Artist rendering depicts MIT.nano, the 214,000 square-foot nanoscience and nanotechnology research facility taking shape in the heart of MIT campus. (Image: Tim Blackburn)

The age of ubiquitous sensing is close at hand. Smart sensors will soon be monitoring buildings, machines, and bridges, tracking people’s health and wellness, and enabling autonomous cars.

Huge networks of small, economical sensors will enable mass worldwide data collection — influencing disease-outbreak detection and intervention, the distribution of agriculture and water, disaster recovery, environmental monitoring, and the operation of cities. With this vision in mind, MIT is developing a singular hub to bring together experts as they develop an advanced generation of sensors, and sensing and measurement technologies.

On May 25-26, SENSE.nano will be inaugurated, marking the first “center of excellence” powered by MIT.nano, the 214,000 sq-ft research facility taking shape in the center of MIT campus. The center will empower people in the MIT community, educate the public, and engage industry leaders.

There is a thing we do extremely well at MIT: We lock arms and make progress that is beyond the scope of any one researcher. If you look at what’s happening with sensors, you’ll see that many different disciplines have to come together. Ubiquitous sensing has so many aspects — chemical, biological, physical, radiological. With all this sensing research going on, we need a place to coordinate our synergies.

Timothy Swager, John D. MacArthur Professor, Department of Chemistry, MIT

As part of the opening, a one day symposium will feature experts deliberating on technical challenges, humanitarian and commercial requirements, and the societal influence of ubiquitous sensor and sensing systems. In a nod to the daily impact of this technology, NPR journalist Tom Ashbrook will lead a wide-ranging discussion on “Sensing, Society, and Technology.”

Novel sensors and sensing systems will provide previously unimaginable insight into the condition of individuals and the built and natural worlds, positively impacting people, machines, and the environment.

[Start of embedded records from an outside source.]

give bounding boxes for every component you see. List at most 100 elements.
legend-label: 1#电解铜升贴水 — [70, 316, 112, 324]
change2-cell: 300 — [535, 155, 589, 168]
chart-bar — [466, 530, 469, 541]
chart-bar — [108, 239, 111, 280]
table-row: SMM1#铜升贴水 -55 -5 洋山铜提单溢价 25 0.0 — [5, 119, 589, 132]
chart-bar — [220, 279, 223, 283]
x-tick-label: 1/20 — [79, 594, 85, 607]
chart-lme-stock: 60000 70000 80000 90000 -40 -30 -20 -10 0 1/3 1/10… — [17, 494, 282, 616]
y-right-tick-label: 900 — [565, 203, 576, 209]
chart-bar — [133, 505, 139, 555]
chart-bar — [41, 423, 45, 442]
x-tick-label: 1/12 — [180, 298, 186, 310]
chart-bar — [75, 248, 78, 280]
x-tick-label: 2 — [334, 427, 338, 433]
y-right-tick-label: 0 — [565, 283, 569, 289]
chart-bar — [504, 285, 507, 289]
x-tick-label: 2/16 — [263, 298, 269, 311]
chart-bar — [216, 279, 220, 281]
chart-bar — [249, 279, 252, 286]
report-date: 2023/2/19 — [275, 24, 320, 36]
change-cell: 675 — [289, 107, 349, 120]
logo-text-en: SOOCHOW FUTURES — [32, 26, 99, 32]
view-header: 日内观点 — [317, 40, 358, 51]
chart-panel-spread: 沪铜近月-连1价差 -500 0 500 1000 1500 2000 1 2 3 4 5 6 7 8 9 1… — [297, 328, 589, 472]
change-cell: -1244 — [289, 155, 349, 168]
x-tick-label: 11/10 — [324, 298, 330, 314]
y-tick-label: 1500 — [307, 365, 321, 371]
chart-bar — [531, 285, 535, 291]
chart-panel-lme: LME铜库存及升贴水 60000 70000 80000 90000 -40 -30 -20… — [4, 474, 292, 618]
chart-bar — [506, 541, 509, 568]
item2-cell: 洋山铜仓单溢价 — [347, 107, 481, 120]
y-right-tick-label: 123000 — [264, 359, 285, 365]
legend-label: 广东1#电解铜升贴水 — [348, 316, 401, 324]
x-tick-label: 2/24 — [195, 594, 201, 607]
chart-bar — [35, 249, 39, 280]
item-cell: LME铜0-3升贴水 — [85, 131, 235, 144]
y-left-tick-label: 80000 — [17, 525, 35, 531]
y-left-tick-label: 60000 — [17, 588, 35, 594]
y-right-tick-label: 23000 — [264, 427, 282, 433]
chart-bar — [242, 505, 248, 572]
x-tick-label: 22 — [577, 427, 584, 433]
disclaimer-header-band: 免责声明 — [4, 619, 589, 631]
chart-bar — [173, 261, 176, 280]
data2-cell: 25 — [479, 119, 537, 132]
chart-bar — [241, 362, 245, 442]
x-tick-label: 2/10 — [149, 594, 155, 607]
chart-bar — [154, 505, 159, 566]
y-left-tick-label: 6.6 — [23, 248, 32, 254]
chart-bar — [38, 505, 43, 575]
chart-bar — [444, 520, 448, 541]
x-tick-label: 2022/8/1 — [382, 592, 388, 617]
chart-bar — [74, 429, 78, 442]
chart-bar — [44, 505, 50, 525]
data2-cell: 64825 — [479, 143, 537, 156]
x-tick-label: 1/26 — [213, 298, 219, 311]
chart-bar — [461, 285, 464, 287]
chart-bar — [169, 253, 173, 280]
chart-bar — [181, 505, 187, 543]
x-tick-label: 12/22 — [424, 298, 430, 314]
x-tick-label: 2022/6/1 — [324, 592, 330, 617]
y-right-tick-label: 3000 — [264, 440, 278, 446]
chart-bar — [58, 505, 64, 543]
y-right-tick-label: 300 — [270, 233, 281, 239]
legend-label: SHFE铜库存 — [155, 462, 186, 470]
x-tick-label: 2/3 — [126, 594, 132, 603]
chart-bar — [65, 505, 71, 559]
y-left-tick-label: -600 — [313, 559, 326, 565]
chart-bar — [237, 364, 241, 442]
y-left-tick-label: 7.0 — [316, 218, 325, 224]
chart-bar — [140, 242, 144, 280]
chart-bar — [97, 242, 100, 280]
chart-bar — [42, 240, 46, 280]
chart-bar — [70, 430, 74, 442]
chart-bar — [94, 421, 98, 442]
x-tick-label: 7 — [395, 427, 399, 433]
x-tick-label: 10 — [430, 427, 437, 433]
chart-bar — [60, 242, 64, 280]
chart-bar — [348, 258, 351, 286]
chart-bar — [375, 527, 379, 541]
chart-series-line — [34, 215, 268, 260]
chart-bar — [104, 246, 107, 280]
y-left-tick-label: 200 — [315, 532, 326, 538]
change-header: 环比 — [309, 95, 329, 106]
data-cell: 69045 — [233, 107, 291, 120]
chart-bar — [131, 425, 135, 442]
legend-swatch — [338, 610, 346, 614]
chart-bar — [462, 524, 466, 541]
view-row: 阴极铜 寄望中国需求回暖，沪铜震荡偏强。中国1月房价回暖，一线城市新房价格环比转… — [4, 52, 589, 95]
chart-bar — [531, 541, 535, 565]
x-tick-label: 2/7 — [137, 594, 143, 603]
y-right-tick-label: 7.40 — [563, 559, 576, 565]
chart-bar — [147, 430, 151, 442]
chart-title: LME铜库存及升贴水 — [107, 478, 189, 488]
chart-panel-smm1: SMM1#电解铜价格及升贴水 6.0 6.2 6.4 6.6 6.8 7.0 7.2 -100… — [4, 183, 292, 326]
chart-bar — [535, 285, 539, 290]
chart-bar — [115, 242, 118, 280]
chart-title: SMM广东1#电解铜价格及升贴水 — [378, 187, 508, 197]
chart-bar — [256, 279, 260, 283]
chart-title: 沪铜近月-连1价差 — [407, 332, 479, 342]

Brian W. Anthony, Principal Research Engineer, MIT

SENSE.nano will assist partnership between people from a variety of specialty areas — engineering, materials science, Earth science, business, computation, electronics, biology, nanoscience, physics, chemistry, computer science, neuroscience, and advanced manufacturing.

We want to use this event as an opportunity to strengthen the community and improve our connection to the local innovation and manufacturing ecosystem. And to accelerate the rate at which our new sensing technologies and innovations are scaled-up and go out and impact the IoT enabled industries, advanced instrumentation, and beyond.

Brian W. Anthony, Principal Research Engineer, MIT

Vince Roche, CEO of Analog Devices, and Gururaj “Desh” Deshpande, founder of the Deshpande Foundation, will give the morning and afternoon keynotes, framing the wide influence and opportunity of sensing technologies to the U.S. economy and the world’s societal requirements. Analog Devices, a semiconductor company cofounded by Raymond S. Stata, is a keystone company in sensor products and advanced manufacturing in Massachusetts.

“It is time for people to reach out and find the best ways to collaborate,” he says. “We’re looking for input from the community, sensor and sensing system manufacturers, government, academe, and researchers to help us define the grand challenge focus areas within SENSE.nano.”